昨年の「韓国人キリスト教徒の流入の法的捜査および迫害のための特別キャンペーン実施計画」の採択以来、韓国系キリスト教会は厳しい弾圧を受けるようになった。大勢の伝道師が逮捕、強制送還され、中国に残った人々の状況も次第に悪化している。
警察:中国国内での外国人による説教を禁止
4月下旬、中国北部、山東 省 淄博 市 のホテルで、ある韓国の牧師が 家庭教会 の説教師たちの講習を行っていた。当局に通報があり、市の宗教局やその他の部門から10人を超える役人が教会に強制捜査に入り、警察は牧師を連行した。
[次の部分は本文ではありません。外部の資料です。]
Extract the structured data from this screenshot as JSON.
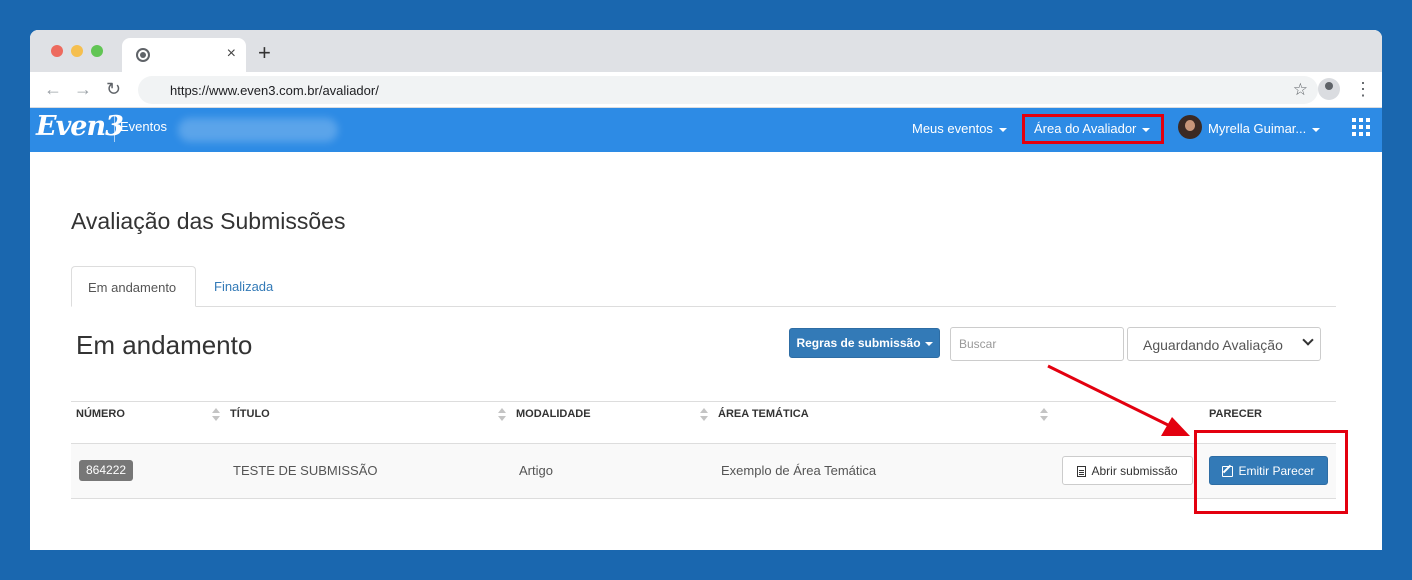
{
  "browser": {
    "url": "https://www.even3.com.br/avaliador/",
    "new_tab": "+",
    "tab_close": "×"
  },
  "navbar": {
    "logo": "Even3",
    "brand_link": "Eventos",
    "meus_eventos": "Meus eventos",
    "area_avaliador": "Área do Avaliador",
    "user_name": "Myrella Guimar..."
  },
  "page": {
    "title": "Avaliação das Submissões",
    "tabs": [
      {
        "label": "Em andamento"
      },
      {
        "label": "Finalizada"
      }
    ],
    "section_title": "Em andamento"
  },
  "filters": {
    "rules_button": "Regras de submissão",
    "search_placeholder": "Buscar",
    "status_select": "Aguardando Avaliação"
  },
  "table": {
    "columns": [
      "NÚMERO",
      "TÍTULO",
      "MODALIDADE",
      "ÁREA TEMÁTICA",
      "PARECER"
    ],
    "rows": [
      {
        "numero": "864222",
        "titulo": "TESTE DE SUBMISSÃO",
        "modalidade": "Artigo",
        "area": "Exemplo de Área Temática",
        "abrir_label": "Abrir submissão",
        "emitir_label": "Emitir Parecer"
      }
    ]
  },
  "colors": {
    "background": "#1a67af",
    "navbar": "#2d8be5",
    "primary": "#337ab7",
    "highlight": "#e3000f"
  }
}
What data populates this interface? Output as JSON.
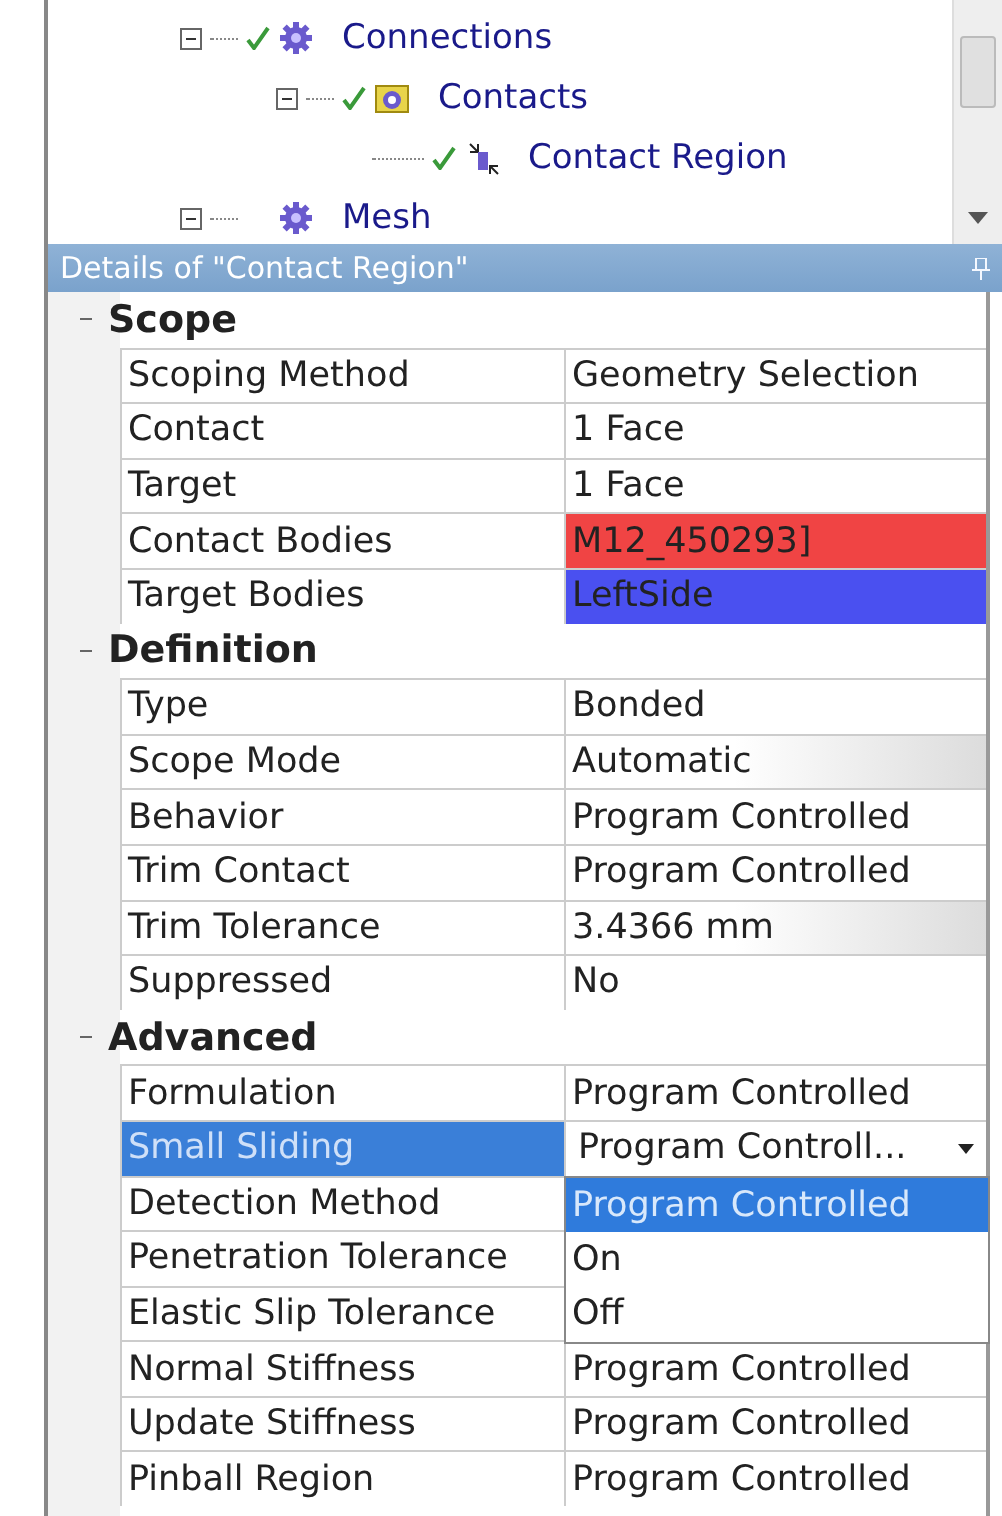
{
  "tree": [
    {
      "label": "Connections",
      "expanded": true,
      "checked": true,
      "children": [
        {
          "label": "Contacts",
          "expanded": true,
          "checked": true,
          "children": [
            {
              "label": "Contact Region",
              "checked": true
            }
          ]
        }
      ]
    },
    {
      "label": "Mesh",
      "expanded": true,
      "checked": false
    }
  ],
  "details": {
    "title": "Details of \"Contact Region\"",
    "sections": [
      {
        "title": "Scope",
        "expanded": true,
        "rows": [
          {
            "name": "Scoping Method",
            "value": "Geometry Selection",
            "kind": "text",
            "selected": false
          },
          {
            "name": "Contact",
            "value": "1 Face",
            "kind": "text",
            "selected": false
          },
          {
            "name": "Target",
            "value": "1 Face",
            "kind": "text",
            "selected": false
          },
          {
            "name": "Contact Bodies",
            "value": "M12_450293]",
            "kind": "color",
            "color": "#f04444",
            "selected": false
          },
          {
            "name": "Target Bodies",
            "value": "LeftSide",
            "kind": "color",
            "color": "#4a50f0",
            "selected": false
          }
        ]
      },
      {
        "title": "Definition",
        "expanded": true,
        "rows": [
          {
            "name": "Type",
            "value": "Bonded",
            "kind": "text",
            "selected": false
          },
          {
            "name": "Scope Mode",
            "value": "Automatic",
            "kind": "readonly",
            "selected": false
          },
          {
            "name": "Behavior",
            "value": "Program Controlled",
            "kind": "text",
            "selected": false
          },
          {
            "name": "Trim Contact",
            "value": "Program Controlled",
            "kind": "text",
            "selected": false
          },
          {
            "name": "Trim Tolerance",
            "value": "3.4366 mm",
            "kind": "readonly",
            "selected": false
          },
          {
            "name": "Suppressed",
            "value": "No",
            "kind": "text",
            "selected": false
          }
        ]
      },
      {
        "title": "Advanced",
        "expanded": true,
        "rows": [
          {
            "name": "Formulation",
            "value": "Program Controlled",
            "kind": "text",
            "selected": false
          },
          {
            "name": "Small Sliding",
            "value": "Program Controll...",
            "kind": "dropdown",
            "selected": true,
            "options": [
              {
                "label": "Program Controlled",
                "selected": true
              },
              {
                "label": "On",
                "selected": false
              },
              {
                "label": "Off",
                "selected": false
              }
            ]
          },
          {
            "name": "Detection Method",
            "kind": "hidden",
            "selected": false
          },
          {
            "name": "Penetration Tolerance",
            "kind": "hidden",
            "selected": false
          },
          {
            "name": "Elastic Slip Tolerance",
            "kind": "hidden",
            "selected": false
          },
          {
            "name": "Normal Stiffness",
            "value": "Program Controlled",
            "kind": "text",
            "selected": false
          },
          {
            "name": "Update Stiffness",
            "value": "Program Controlled",
            "kind": "text",
            "selected": false
          },
          {
            "name": "Pinball Region",
            "value": "Program Controlled",
            "kind": "text",
            "selected": false
          }
        ]
      }
    ]
  }
}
匿名希望の中国人説教師によると、牧師の尋問中、警察官は、外国人が中国で説教するのは違法だと話したという。説教を許されているのは中国政府が発行する牧師認定証を持つ中国国民のみだと警察官は主張した。牧師は罰金を払った後、韓国に送還された。
同地域にあった韓国系家庭教会の別の集会所も閉鎖された。
強制送還を避けるため集会を中止
ある韓国系伝道師は10年以上前に山東省に教会を創設した。宗教活動のかたわら、中国で事業も行っていた。
韓国人伝道師は 中国共産党 に見つかれば即時国外追放になるため、中国人説教師が教会の管理を引き継がなければならなかった。この説教師曰く、韓国人伝道師は非常に慎重に集会を開いていたという。安全のため場所も1か所に固定していなかった。集会の真の目的を隠すため、化粧品、革製鞄などを常に並べておき、万一当局が抜き打ちで捜査に訪れた場合は説教師が物品を販売していると説明できるようにしていた。
地元の自治会担当者が教会の集会所のひとつを訪れ、外国人が出席していないかを尋ねた後、韓国人説教師は大勢の会衆を集めての集会を中止した。代わりに自身の事務所で小規模の韓国人グループに説教するようになった。
山東省では中央政府の視察団が訪れてから迫害が強化され、宗教局は中国人説教師に韓国系伝道師とのつながりを問い質すなどの圧力をかけ始めた。迫害や強制送還を恐れ、韓国人説教師は集会に行くのを一切止めざるを得なくなった。
韓国人同僚の引き渡しを強いられる説教師
10年前に中国南部、広東省に教会を設立した韓国人伝道師の今年5月の中国訪問は短く切り上げられてしまった。教会の中国人説教師から中国共産党が視察を強化していると警告され、中国に到着したその日に韓国へ発ったのだ。
地元政府による嫌がらせや尋問が頻繁なため、ずいぶん前から中国人説教師が教会の運営責任を担っている。
昨年から当局は何度も説教師を尋問し、韓国人伝道師との関係の発端を取り調べ、連絡先を聞き出そうとした。警察官は韓国人伝道師の写真と中国出入国記録を見せ、説教師に彼が教会の創設者であることを認めさせようとした。そして「外国のスパイが中国に浸入し、国の安全を脅かし、国家機密を漏洩する」のを防ぐ施策の一環として、説教師は、集会の中止と、外国系の宗教活動参加を止めることを約束する「宣誓書」への署名を命じられた。
5月、警察はもう一度説教師を尋問し、伝道師の居場所を尋ねたほか、集会所の閉鎖を命じた。